Food - Drink
Switzerland's Maggi Seasoning Transcends Culinary Borders
By KATHERINE BECK
For over 100 years, bottles of Maggi liquid seasoning have been used to add flavor to a variety of dishes the world over. It is often described as having a rich, savory umami taste with some saltiness, and enhancing the flavor of whatever they are making, from soups to sauces and Asian noodle dishes to Mexican tacos.
Maggi seasoning was founded in 1886 by Julius Maggi, a Swiss inventor. As the seasoning grew in popularity, it was distributed in different countries around the world, where the flavor was slightly changed to suit local taste, like the Filipino version of Maggi seasoning has a stronger taste of garlic, while the version sold in Mexico has a more intense flavor.

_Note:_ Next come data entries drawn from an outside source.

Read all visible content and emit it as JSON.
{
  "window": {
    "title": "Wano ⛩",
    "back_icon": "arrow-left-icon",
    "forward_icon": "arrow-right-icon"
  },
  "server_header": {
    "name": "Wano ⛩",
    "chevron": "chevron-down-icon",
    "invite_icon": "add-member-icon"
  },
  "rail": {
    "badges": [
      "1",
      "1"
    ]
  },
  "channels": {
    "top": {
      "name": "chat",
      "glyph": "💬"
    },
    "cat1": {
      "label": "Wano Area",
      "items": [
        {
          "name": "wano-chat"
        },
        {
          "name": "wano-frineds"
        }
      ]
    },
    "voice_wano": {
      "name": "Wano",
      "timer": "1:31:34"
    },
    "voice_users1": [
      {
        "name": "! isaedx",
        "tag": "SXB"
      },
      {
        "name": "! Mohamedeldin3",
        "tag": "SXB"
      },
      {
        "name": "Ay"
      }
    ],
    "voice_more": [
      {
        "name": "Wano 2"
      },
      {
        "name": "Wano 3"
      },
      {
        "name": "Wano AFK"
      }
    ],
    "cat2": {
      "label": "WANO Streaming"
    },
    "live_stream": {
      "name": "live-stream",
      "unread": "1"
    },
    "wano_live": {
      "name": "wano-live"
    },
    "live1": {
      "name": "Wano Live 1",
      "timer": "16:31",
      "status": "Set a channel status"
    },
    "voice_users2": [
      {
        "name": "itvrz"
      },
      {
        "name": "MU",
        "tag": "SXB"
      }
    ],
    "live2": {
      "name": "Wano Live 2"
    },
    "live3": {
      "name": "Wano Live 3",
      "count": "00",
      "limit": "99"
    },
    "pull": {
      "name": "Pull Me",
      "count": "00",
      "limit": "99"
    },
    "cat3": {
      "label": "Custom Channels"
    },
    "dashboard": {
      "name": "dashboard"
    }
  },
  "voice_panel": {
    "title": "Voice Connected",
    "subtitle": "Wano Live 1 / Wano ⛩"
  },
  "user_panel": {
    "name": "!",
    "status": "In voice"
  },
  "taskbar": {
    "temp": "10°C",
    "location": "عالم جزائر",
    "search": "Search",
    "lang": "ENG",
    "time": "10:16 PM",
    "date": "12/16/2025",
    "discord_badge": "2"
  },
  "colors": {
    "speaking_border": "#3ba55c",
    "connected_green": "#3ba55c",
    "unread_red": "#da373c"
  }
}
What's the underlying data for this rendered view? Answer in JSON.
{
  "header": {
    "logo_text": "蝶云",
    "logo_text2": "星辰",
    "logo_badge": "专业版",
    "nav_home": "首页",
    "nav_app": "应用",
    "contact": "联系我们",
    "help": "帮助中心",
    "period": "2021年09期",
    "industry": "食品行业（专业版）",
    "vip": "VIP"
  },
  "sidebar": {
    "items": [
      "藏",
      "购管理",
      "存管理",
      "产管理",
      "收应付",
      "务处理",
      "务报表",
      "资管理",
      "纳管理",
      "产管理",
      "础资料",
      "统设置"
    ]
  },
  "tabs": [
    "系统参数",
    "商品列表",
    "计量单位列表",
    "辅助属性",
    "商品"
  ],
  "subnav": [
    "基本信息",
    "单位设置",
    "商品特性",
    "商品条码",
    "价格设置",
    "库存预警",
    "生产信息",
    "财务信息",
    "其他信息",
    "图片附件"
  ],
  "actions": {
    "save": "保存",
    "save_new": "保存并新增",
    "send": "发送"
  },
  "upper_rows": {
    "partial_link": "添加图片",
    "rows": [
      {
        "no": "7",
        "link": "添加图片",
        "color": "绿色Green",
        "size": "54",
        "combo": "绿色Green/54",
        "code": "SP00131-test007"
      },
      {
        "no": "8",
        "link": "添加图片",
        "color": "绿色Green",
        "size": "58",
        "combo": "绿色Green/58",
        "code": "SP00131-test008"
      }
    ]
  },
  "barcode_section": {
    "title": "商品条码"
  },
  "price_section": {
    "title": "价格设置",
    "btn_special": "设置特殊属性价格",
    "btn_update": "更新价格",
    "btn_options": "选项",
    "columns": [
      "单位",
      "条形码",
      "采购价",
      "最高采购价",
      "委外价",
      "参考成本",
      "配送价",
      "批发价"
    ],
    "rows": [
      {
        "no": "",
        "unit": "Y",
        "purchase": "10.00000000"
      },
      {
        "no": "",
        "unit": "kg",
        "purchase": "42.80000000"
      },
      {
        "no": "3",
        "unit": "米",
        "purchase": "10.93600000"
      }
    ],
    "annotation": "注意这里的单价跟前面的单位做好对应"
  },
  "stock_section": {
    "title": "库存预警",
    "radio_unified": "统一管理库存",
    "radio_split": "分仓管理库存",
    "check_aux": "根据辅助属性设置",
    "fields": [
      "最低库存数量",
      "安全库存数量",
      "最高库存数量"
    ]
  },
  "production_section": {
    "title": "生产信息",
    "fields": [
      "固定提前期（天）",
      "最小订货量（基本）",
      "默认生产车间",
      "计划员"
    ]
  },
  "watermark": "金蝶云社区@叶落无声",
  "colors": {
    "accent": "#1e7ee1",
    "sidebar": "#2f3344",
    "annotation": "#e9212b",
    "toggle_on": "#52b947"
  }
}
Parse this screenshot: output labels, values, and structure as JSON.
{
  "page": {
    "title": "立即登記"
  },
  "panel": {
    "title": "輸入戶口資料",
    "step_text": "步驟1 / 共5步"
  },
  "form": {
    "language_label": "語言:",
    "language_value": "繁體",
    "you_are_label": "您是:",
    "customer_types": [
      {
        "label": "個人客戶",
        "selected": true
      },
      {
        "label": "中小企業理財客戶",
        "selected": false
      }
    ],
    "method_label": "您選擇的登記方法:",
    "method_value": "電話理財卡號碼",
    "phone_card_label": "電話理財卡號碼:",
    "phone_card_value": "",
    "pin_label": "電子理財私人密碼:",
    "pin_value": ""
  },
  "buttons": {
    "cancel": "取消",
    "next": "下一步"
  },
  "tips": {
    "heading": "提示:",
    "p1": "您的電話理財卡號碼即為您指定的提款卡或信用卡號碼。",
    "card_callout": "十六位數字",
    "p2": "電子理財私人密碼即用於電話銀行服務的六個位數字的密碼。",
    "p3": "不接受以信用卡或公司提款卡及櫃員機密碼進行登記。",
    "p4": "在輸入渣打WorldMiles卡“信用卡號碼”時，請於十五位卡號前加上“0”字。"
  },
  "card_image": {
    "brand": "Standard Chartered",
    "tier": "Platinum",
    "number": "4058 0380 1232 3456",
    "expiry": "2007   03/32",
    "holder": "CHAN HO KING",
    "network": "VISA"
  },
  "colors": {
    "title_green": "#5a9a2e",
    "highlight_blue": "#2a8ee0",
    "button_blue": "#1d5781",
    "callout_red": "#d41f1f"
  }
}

The original Swiss-German product tastes highly of vegetables, and according to the Maggi website, has a "strong aromatic liquid flavouring." Today, Maggi seasoning has found customers in different areas of the world with very different cuisines, including Africa, the Middle East, Mexico, and the Philippines, resulting in creating nine different Maggi varieties.
Bon Appétit emphasizes that the Mexican version of Maggi seasoning is well-suited for use with seafood, such as Baja-style ceviche, or with chiles güeros or tacos. Maggi also tastes good on a variety of international foods, such as stir-fries and noodle- and rice-based dishes, as well as steamed greens, soups, stews, stocks, bloody Marys, pickling liquids, and marinades.